Proposal Goes to Appeals Board for Variance Approval
Town Plan and Zoning Commissioners say they would welcome an extended stay hotel at the site of the proposed train station, but a zoning glitch led them to deny an application to build a Homewood Suites there. Ambiguity about whether the plan had adequate road frontage led the board to deny the plan “without prejudice” and a recommendation to bring it before the Zoning Board of Appeals first.
The proposal, submitted by the Hartford Lodging Partners, LLC for the Estate of Dominic F. Farina, Trustee, calls for the construction of a four-story extended stay hotel owned by the Hilton hotel group on property know as 99 Marsh Hill Road. But commissioners questioned whether the lot has the required road frontage on Marsh Hill Road and I-95.

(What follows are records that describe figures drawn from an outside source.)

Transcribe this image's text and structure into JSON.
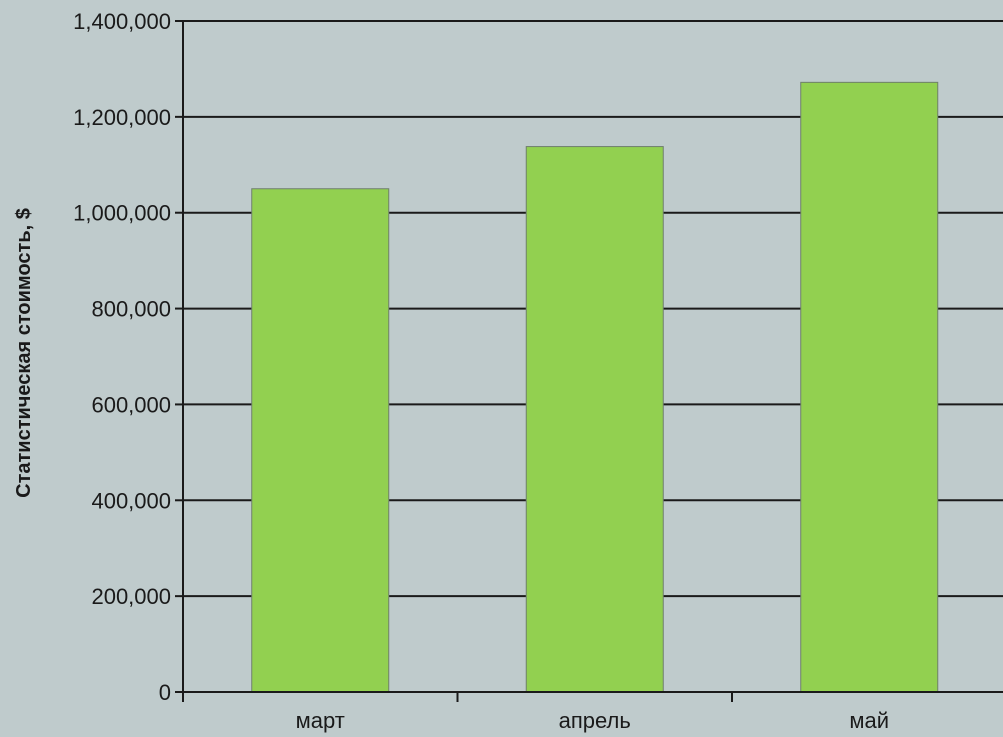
{
  "chart_data": {
    "type": "bar",
    "title": "",
    "xlabel": "",
    "ylabel": "Статистическая стоимость, $",
    "categories": [
      "март",
      "апрель",
      "май"
    ],
    "values": [
      1050000,
      1138000,
      1272000
    ],
    "ylim": [
      0,
      1400000
    ],
    "yticks": [
      0,
      200000,
      400000,
      600000,
      800000,
      1000000,
      1200000,
      1400000
    ],
    "ytick_labels": [
      "0",
      "200,000",
      "400,000",
      "600,000",
      "800,000",
      "1,000,000",
      "1,200,000",
      "1,400,000"
    ],
    "grid": true,
    "legend": "none",
    "colors": {
      "background": "#bfcbcc",
      "bar": "#92d050",
      "bar_border": "#6f7f6a",
      "grid": "#1a1a1a",
      "axis": "#1a1a1a"
    }
  }
}
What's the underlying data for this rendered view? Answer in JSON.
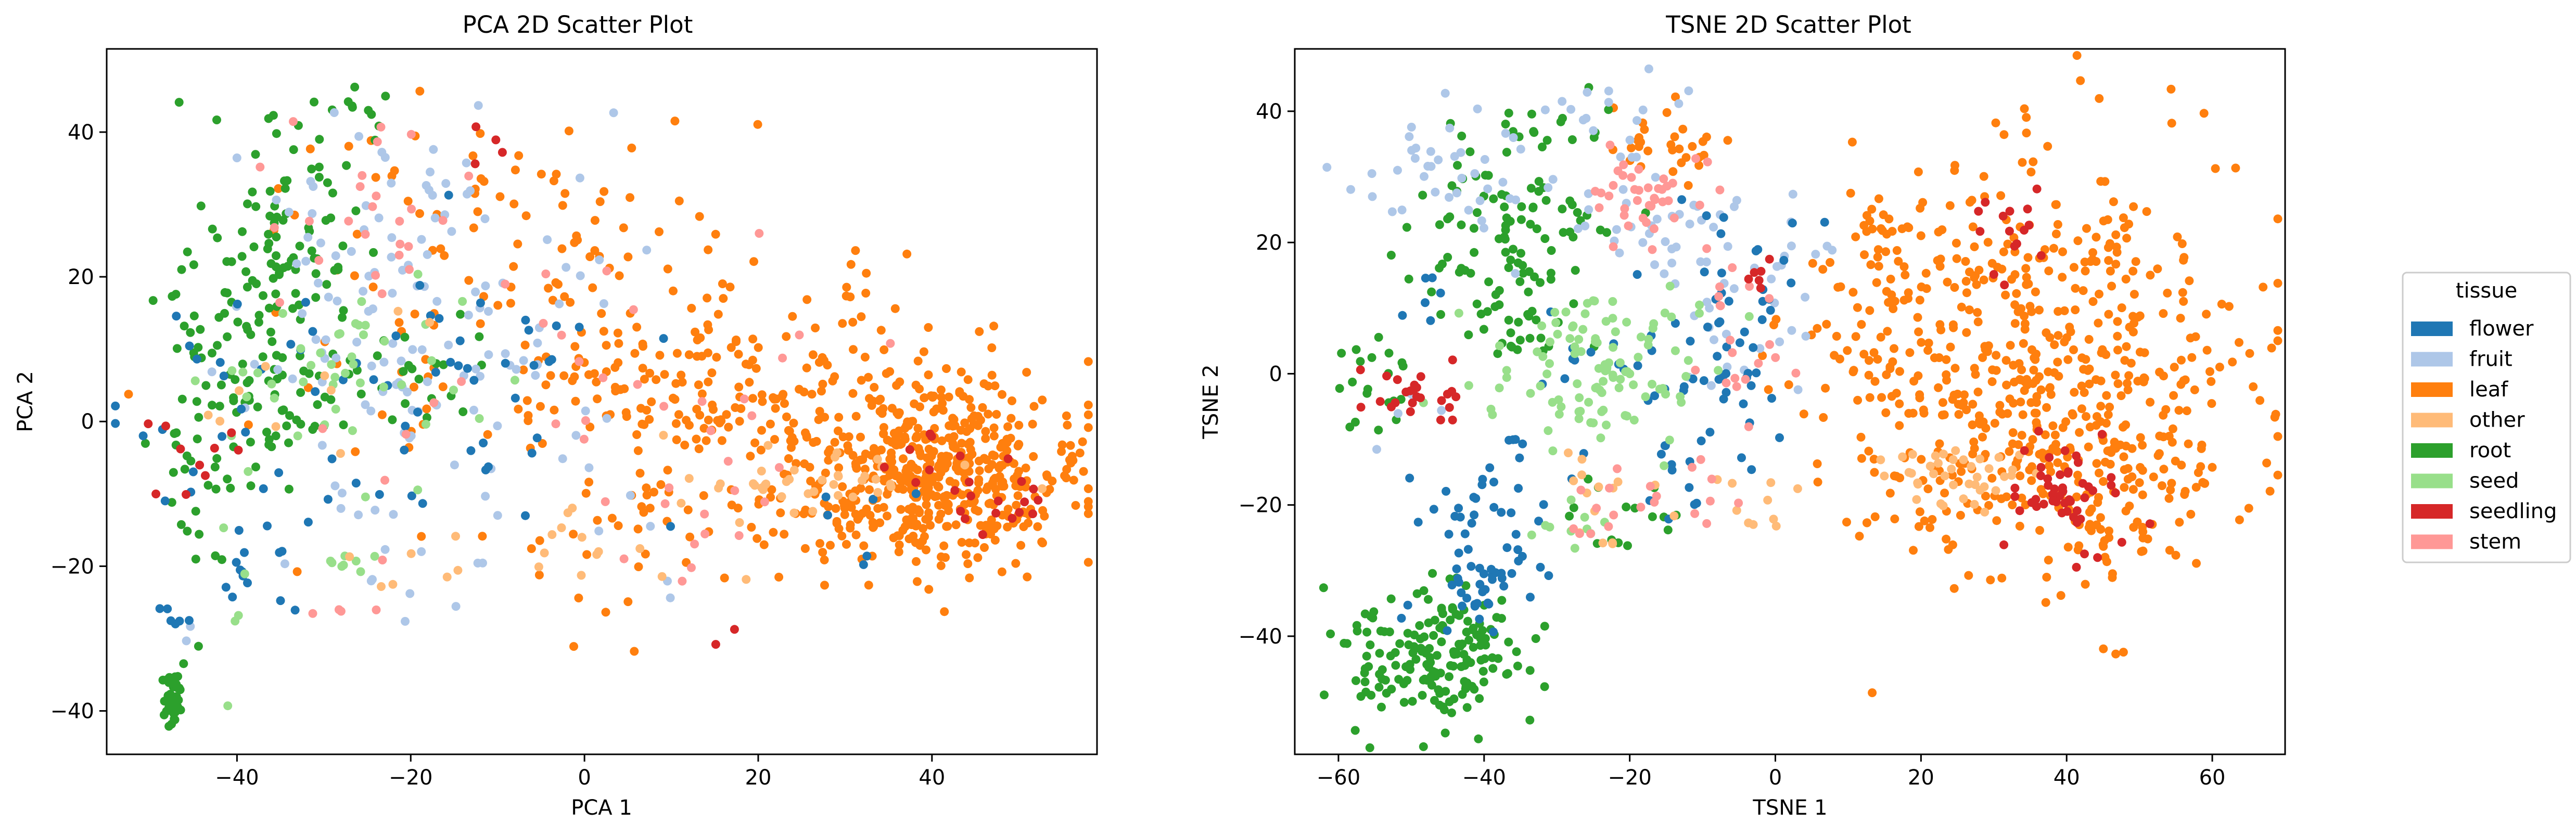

According to the Commission, based on the maps presented with the application, the property has no frontage on Marsh Hill Road. Commissioner Ozzie Parente said, “We denied the application so they can now go to the ZBA to ask for a variance of that frontage requirement. If they get the variance, the applicant can come back to P & Z and they should be in good shape for an approval of the project.”
Engineers and planners from Codesoti and Associates in Orange argued on behalf of the applicant that at one time the property had 450 additional feet of road frontage on Marsh Hill Road that was taken by the state for the construction of I-95. Now the state owns a portion of the property that the applicant needs as road frontage. “The state came along and kept taking bites out of it,” said Jeff Gordon, president and planner at Codespoti & Associates. “When the state takes land there’s nothing you can say and they are sloppy about it because they want what they want. The board should have just agreed with us and approved it. We have a compelling argument, it would have required the board to sign on and agree to interpretation, a corner piece has two frontages – in this case a portion of the frontage is the highway ramp to I-95 on Marsh Hill Road.”
Commissioners unanimously voiced support of the plan, saying it should be a “slam dunk” for the ZBA to grant a variance for approval. “There’s nothing about this application that I don’t like,” said Parente.
“We’re just trying to help, not delay,” added Commissioner Ralph Aschettino. By denying the application without prejudice, the applicant can circumvent the six-month waiting period to reapply and possibly have additional application fees waived.
Just two of the handful of people who attended the public hearing gave opinions about the plan. Attorney Joe Williams of Shipman & Goodwin LLP voiced concerns about the project on behalf of his client, Courtyard by Marriott New Haven/Orange. “The first issue is frontage and I think it’s a serious issue, “he said. “The board has to apply consistent regulations. Our surveyor reported a 30 foot gap between the boundaries of the property.”
Selectman and Drummond Road resident Mitch Goldblatt described the plan as a “fine application” that would be a “perfect spot” for a new hotel. “The whole area could use another hotel,” he said.